Treating concerts as performance art has helped the innovative ensemble maintain a sizable following since its mid-'90s origins. Never a band to abide by conventional rules, Godspeed You! Black Emperor retains a low media profile and operates outside traditional industry channels. An extended hiatus earlier this century added to the mystique — a valuable trait increasingly endangered in an era in which every move gets broadcast on social media.
In keeping with the enigmatic vibe, members played in a semi-circle amid a dark environment that turned most of the attention toward the compositions. While possible to determine the endings of certain works, Godspeed You!

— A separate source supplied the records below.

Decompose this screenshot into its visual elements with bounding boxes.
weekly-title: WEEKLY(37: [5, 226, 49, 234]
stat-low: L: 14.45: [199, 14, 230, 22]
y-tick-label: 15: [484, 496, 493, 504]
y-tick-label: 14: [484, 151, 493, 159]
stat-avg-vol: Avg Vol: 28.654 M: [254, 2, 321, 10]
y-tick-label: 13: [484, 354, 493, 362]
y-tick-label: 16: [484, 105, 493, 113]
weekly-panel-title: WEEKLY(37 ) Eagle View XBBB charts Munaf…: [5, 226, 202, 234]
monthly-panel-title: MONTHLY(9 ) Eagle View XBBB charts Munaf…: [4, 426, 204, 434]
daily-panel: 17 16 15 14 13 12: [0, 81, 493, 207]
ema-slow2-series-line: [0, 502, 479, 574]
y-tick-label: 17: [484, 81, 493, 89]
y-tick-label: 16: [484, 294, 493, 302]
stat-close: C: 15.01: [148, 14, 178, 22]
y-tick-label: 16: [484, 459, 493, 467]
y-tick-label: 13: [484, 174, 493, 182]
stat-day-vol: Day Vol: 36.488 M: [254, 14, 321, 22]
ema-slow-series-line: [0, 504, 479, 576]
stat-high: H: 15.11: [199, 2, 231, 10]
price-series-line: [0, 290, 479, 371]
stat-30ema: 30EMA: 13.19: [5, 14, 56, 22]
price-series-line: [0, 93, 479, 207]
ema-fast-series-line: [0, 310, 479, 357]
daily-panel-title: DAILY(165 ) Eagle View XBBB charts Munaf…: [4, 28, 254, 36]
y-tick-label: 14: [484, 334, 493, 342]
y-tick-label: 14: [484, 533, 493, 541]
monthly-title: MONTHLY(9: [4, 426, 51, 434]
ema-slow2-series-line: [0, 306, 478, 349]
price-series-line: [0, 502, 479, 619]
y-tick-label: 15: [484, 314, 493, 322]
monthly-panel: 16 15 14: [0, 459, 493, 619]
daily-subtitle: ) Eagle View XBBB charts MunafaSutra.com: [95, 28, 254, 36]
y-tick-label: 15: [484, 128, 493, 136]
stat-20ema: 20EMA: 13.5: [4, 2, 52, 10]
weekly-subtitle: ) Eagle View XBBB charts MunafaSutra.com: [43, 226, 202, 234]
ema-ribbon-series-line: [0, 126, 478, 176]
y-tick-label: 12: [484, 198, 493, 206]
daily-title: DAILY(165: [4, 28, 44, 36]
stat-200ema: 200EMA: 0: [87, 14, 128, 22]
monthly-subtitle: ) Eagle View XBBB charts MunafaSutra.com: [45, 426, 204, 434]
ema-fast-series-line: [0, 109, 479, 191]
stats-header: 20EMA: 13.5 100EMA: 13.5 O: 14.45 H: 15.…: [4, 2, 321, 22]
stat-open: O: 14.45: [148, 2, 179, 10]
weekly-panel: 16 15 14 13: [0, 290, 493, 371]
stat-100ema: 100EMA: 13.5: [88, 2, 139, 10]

Black Emperor treated individual songs like "Hope Drone" and "Peasantry or 'Light! Inside of Light!'" as pieces of an interlocking suite or extended film score. Just as no single emotion prevailed, no musician emerged as the leader.
Such concentration yielded pieces simultaneously steeped in calm and — after a series of string-driven swells and seesawing guitar lines would run its course — heaviness, punctuated by groaning distortion. As repeat out-of-focus images of water, woods and deer flashed behind it, Godspeed You! Black Emperor counterbalanced peace with terror, romance with sadness, elegance with ugliness. Providing a constant, Eastern-tinged melodies swirled amid minimalist static and howling crescendos.
An overlying sense of paranoia and destruction clung to many arrangements. As if to emphasize a certain plight, Godspeed You! Black Emperor closed by breaking stride with abstract imagery and patient pace. Backed by video footage depicting anti-war protesters, the band whipped chamber-rock passages into violent squalls that erupted with explosive fury. No verbal translation was necessary.